Si Jean-Luc Mélenchon vient de déposer une candidature pour les Présidentielles 2017, c’est qu’il a sûrement dû s’apercevoir que le poste de Chef de Gouvernement est bien plus important que cette présidence de la République qui, aujourd’hui, n’est plus là pour défendre notre « État- nation » mais pour rayonner dans le monde… L’Élysée n’est plus qu’une sorte de Quai d’Orsay étendu à l’international… Pourquoi, en plus, élire un président sans qu’aucunes garanties sur son gouvernement ne peuvent être obtenues ? Ce n’est plus le Président qui doit nommer le Chef du Gouvernement mais l’inverse… Une fois qu’un 1er ministre a formé son Gouvernement en accord avec les uns et les autres, alors seulement ensuite, il peut nommer le Chef de l’État en retour. C’est important pour la suite qui devrait amener à une meilleure clarté des programmes, un meilleur développement des argumentaires… Donc Jean-Luc Mélenchon arrive en position de force puisqu’il occupe à la fois un peu le poste de Chef de l’État et celui – de toutes façons qui lui est imparti – de Chef du Gouvernement… Tout cela se met au travail en attendant que les Socialistes aient trouvé que leur candidat Primaire ait été tiré au sort, à la précision près, que chez eux, aucun n’a la capacité de Jean-Luc Mélenchon d’occuper à la fois le poste de Chef de l’État et de 1er Ministre en même temps… L’occasion aussi de montrer à nos institutions qu’il vaut mieux et qu’il serait bien plus logique de d’abord former, nommer, constituer, auto-proclamer le Gouvernement d’un Consistoire au lieu de se chercher des Présidents fantaisies au travers de primaires qui s’annoncent comme celles de 2011, croyant concerner toutes les gauches et n’étant au final qu’une représentation du flanc majoritaire destinées à jauger le maximum de candidats susceptibles ensuite d’occuper des postes gouvernementaux.
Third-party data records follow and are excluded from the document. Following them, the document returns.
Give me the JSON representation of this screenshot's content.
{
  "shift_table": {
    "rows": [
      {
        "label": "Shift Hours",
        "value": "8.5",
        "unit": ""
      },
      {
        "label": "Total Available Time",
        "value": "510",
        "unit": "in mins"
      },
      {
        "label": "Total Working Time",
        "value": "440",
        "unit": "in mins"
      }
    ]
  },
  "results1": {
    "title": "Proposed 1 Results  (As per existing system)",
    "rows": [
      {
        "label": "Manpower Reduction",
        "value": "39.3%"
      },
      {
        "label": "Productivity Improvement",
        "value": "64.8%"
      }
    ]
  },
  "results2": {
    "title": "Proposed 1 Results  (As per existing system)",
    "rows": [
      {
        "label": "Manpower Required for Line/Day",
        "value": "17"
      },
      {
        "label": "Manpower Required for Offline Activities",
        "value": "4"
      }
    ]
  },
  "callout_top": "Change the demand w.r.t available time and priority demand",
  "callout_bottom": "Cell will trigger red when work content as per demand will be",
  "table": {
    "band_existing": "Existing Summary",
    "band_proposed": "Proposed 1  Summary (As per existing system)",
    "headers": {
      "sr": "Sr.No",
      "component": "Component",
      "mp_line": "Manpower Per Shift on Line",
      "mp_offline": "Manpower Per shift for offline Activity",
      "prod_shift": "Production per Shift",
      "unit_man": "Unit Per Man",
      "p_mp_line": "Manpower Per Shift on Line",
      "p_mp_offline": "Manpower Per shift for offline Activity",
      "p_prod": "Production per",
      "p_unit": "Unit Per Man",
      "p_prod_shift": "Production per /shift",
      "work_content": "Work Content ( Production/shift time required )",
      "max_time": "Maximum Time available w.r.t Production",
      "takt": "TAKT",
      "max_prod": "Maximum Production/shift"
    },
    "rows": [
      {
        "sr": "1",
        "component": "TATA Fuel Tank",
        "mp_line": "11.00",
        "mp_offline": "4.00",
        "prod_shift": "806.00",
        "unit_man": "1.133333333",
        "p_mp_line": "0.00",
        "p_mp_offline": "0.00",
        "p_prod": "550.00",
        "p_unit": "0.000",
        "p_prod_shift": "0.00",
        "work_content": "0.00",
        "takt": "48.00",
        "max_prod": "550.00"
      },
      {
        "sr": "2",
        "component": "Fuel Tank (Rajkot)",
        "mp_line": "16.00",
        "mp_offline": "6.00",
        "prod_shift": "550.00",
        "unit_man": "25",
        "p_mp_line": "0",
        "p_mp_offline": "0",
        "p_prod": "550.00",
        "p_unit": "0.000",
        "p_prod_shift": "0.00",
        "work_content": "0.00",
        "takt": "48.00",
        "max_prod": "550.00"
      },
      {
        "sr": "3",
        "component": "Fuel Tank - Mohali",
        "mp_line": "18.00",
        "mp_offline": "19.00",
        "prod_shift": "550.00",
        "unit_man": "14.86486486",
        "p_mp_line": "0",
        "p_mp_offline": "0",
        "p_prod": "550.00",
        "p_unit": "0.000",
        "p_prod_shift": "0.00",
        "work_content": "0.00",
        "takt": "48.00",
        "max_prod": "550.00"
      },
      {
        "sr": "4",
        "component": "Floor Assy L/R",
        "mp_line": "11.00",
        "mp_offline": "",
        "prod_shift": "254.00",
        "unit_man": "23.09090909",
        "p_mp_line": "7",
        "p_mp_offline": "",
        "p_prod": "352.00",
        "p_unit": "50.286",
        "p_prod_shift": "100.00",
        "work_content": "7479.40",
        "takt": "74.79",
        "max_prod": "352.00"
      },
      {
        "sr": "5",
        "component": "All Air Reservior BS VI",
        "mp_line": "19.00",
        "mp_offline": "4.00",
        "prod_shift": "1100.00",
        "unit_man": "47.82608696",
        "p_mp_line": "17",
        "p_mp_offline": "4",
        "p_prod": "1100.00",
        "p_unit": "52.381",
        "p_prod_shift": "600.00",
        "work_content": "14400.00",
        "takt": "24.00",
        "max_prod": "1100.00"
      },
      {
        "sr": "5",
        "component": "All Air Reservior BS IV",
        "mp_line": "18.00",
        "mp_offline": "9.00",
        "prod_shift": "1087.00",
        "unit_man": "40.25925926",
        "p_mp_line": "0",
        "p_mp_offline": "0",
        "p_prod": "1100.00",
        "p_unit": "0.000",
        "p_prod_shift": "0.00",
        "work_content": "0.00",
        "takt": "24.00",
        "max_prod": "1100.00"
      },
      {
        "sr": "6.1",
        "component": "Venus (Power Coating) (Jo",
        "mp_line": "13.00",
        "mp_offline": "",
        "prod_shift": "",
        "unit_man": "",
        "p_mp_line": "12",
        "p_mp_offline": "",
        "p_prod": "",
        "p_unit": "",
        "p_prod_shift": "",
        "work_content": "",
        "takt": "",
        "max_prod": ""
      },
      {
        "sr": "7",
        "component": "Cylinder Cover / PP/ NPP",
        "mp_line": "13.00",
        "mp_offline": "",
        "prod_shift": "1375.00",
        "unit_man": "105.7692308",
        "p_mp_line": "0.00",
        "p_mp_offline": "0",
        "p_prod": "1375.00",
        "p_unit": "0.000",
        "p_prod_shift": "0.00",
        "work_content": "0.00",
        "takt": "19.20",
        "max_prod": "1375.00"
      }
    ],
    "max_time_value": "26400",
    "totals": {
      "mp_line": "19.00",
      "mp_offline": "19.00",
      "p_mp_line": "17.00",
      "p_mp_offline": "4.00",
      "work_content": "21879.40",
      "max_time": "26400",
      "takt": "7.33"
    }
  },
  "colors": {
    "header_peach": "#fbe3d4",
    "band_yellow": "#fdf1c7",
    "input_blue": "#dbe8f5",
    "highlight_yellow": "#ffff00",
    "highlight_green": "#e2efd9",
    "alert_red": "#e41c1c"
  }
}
Le temps maintenant, d’après l’héritage de la Révolution française appliqué à l’idée de Révolution citoyenne, d’effectuer l’inverse dans ces Républiques qui vieillissent trop vite ou se chargent de trop de lenteur, d’incapacité à aborder les questions en dehors des rivalités partisanes. Que ce soit le Chef du Gouvernement qui nomme le Président de la République relève du bon sens pour limiter au mieux les inattendus, la convoitise !

Pour y parvenir, encore faudra-t-il retrouver l’organigramme politique du Consistoire du Front de Gauche qui aujourd’hui devrait avancer derrière son Chef du Gouvernement transitoire, Mélenchon, auto-proclamé dans une candidature de 1er tour au lieu de se projeter déjà au hasard d’une candidature qui ressemble plus à une candidature de second tour… Cela signifie-t-il la perte de la collégialité démocratique annoncée ?… Le Gouvernement transitoire doit être clairement énoncé car si c’est pour mettre que des PG, ça ne fera pas beaucoup de bulletins dans les urnes, même si quelques socialistes se décident, un peu tard, à rejoindre Jean-Luc Mélenchon, même si ils ne savent pas trop ce qui s’y passe… Gouvernement transitoire multipartite qui pourra ainsi réellement enclencher sa « révolution citoyenne » en accord avec les principes de la Révolution Française ; d’autre part il semblerait bien plus logique, à un système démocratique, de demander que ce soit le Chef du Gouvernement qui nomme le chef de l’État et non l’inverse… on avancerait un petit moins dans le vague, le flou, le hasard des arrangements entre amis, du choix faussé des influences, la personnalisation des dictatures directionnelles…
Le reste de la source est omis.